27 listopada 2023. Słowo na poniedziałek 34 tygodnia zwykłego w roku I. Czytania, Ewangelia, rozważanie, komentarze
27 listopada 2023, Poniedziałek
Poniedziałek XXXIV tygodnia zwykłego (rok I) patron dnia: tu; inne oficjum: tu
Spis treści:
۰ „Słowo na jutro” (~5-35′)
۰ Zoom (~2-3′)
۰ Zielone Pastwisko (~5′)
۰ Homilia (jeśli jest dostępna)
Czytania +
Czytania na poniedziałek 34 tygodnia zwykłego (rok liturgiczny I)
1. czytanie (Dn 1, 1-6. 8-20)
Daniel z towarzyszami na dworze króla babilońskiego
Czytanie z Księgi proroka Daniela
W trzecim roku panowania króla judzkiego, Jojakima, przybył król babiloński, Nabuchodonozor, pod Jerozolimę i oblegał ją. Pan wydał w jego ręce króla judzkiego, Jojakima, oraz część naczyń domu Bożego, które zabrał do ziemi Szinear, do domu swego boga, umieszczając naczynia w skarbcu swego boga.
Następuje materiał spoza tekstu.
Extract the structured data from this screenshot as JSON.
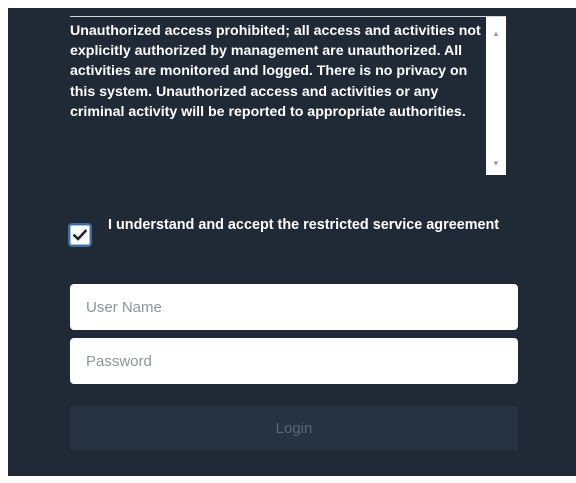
{
  "notice": {
    "text": "Unauthorized access prohibited; all access and activities not explicitly authorized by management are unauthorized. All activities are monitored and logged. There is no privacy on this system. Unauthorized access and activities or any criminal activity will be reported to appropriate authorities."
  },
  "agreement": {
    "checked": true,
    "label": "I understand and accept the restricted service agreement"
  },
  "form": {
    "username_placeholder": "User Name",
    "password_placeholder": "Password",
    "login_label": "Login"
  },
  "colors": {
    "background": "#1f2a36",
    "button_disabled": "#263340",
    "checkbox_ring": "#3d6e9c"
  },
  "icons": {
    "checkbox_mark": "checkmark-icon",
    "scroll_up": "scroll-up-arrow-icon",
    "scroll_down": "scroll-down-arrow-icon"
  }
}
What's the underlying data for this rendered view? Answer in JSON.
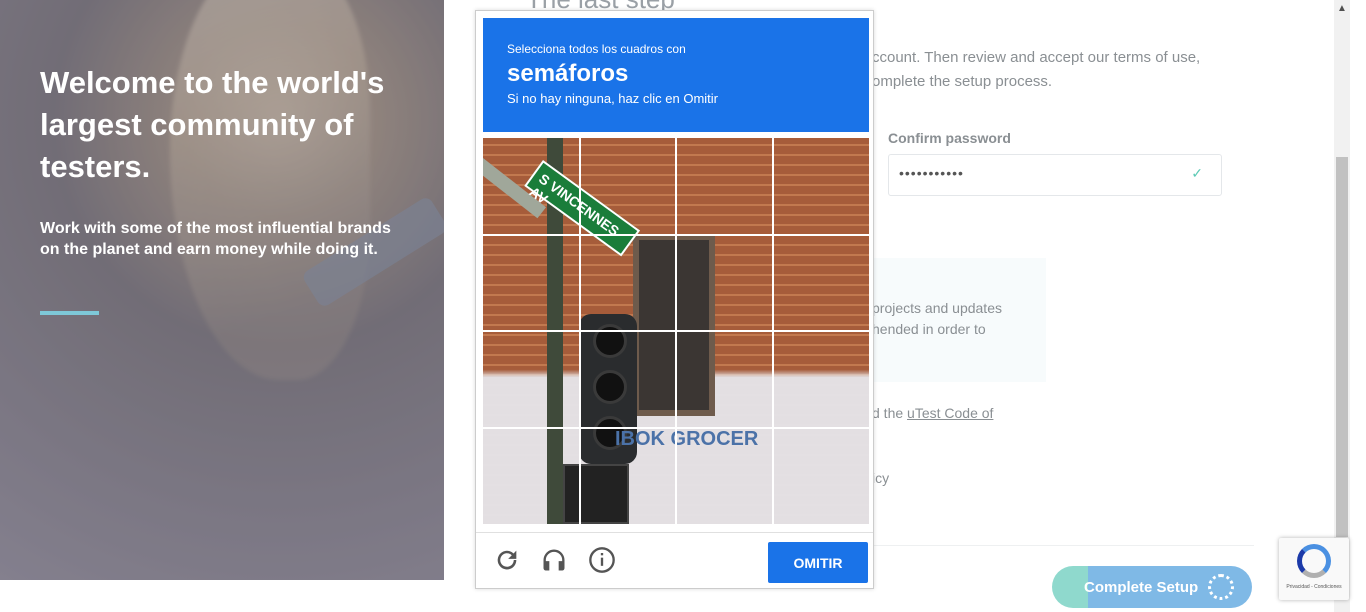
{
  "hero": {
    "title": "Welcome to the world's largest community of testers.",
    "subtitle": "Work with some of the most influential brands on the planet and earn money while doing it."
  },
  "form": {
    "step_title": "The last step",
    "intro": "ccount. Then review and accept our terms of use, omplete the setup process.",
    "confirm_label": "Confirm password",
    "confirm_value": "•••••••••••",
    "info_text_1": "projects and updates",
    "info_text_2": "hended in order to",
    "code_prefix": "d the ",
    "code_link": "uTest Code of",
    "policy_text": "icy",
    "complete_button": "Complete Setup"
  },
  "captcha": {
    "instruction": "Selecciona todos los cuadros con",
    "keyword": "semáforos",
    "hint": "Si no hay ninguna, haz clic en Omitir",
    "skip_button": "OMITIR",
    "sign_text": "S VINCENNES AV",
    "store_text": "IBOK GROCER",
    "tile_count": 16
  },
  "badge": {
    "terms": "Privacidad - Condiciones"
  },
  "colors": {
    "captcha_blue": "#1a73e8",
    "accent_teal": "#7ec8d8",
    "complete_btn": "#7fb9e6"
  }
}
Król polecił następnie Aszfenazowi, przełożonemu swoich dworzan, sprowadzić spośród Izraelitów z rodu królewskiego oraz z możnowładców młodzieńców bez jakiejkolwiek skazy, o pięknym wyglądzie, obeznanych z wszelką mądrością, posiadających wiedzę i obdarzonych rozumem, zdatnych do służby w królewskim pałacu. Zamierzał ich nauczyć pisma i mowy chaldejskiej. Król przydzielił im codzienną porcję potraw królewskich i wina, które pijał. Mieli być wychowywani przez trzy lata, by po ich upływie rozpocząć służbę przy królu.
Spośród synów judzkich byli wśród nich: Daniel, Chananiasz, Miszael i Azariasz. Daniel powziął postanowienie, by się nie kalać potrawami królewskimi ani winem, które król pijał. Poprosił więc nadzorcę służby dworskiej, by nie musiał się kalać.
Bóg zaś obdarzył Daniela przychylnością i miłosierdziem nadzorcy służby dworskiej. Nadzorca służby dworskiej powiedział do Daniela: «Obawiam się, by mój pan, król, który przydzielił wam pożywienie i napoje, nie ujrzał, że wasze twarze są chudsze niż twarze młodzieńców w waszym wieku i byście nie narazili mojej głowy na niebezpieczeństwo u króla».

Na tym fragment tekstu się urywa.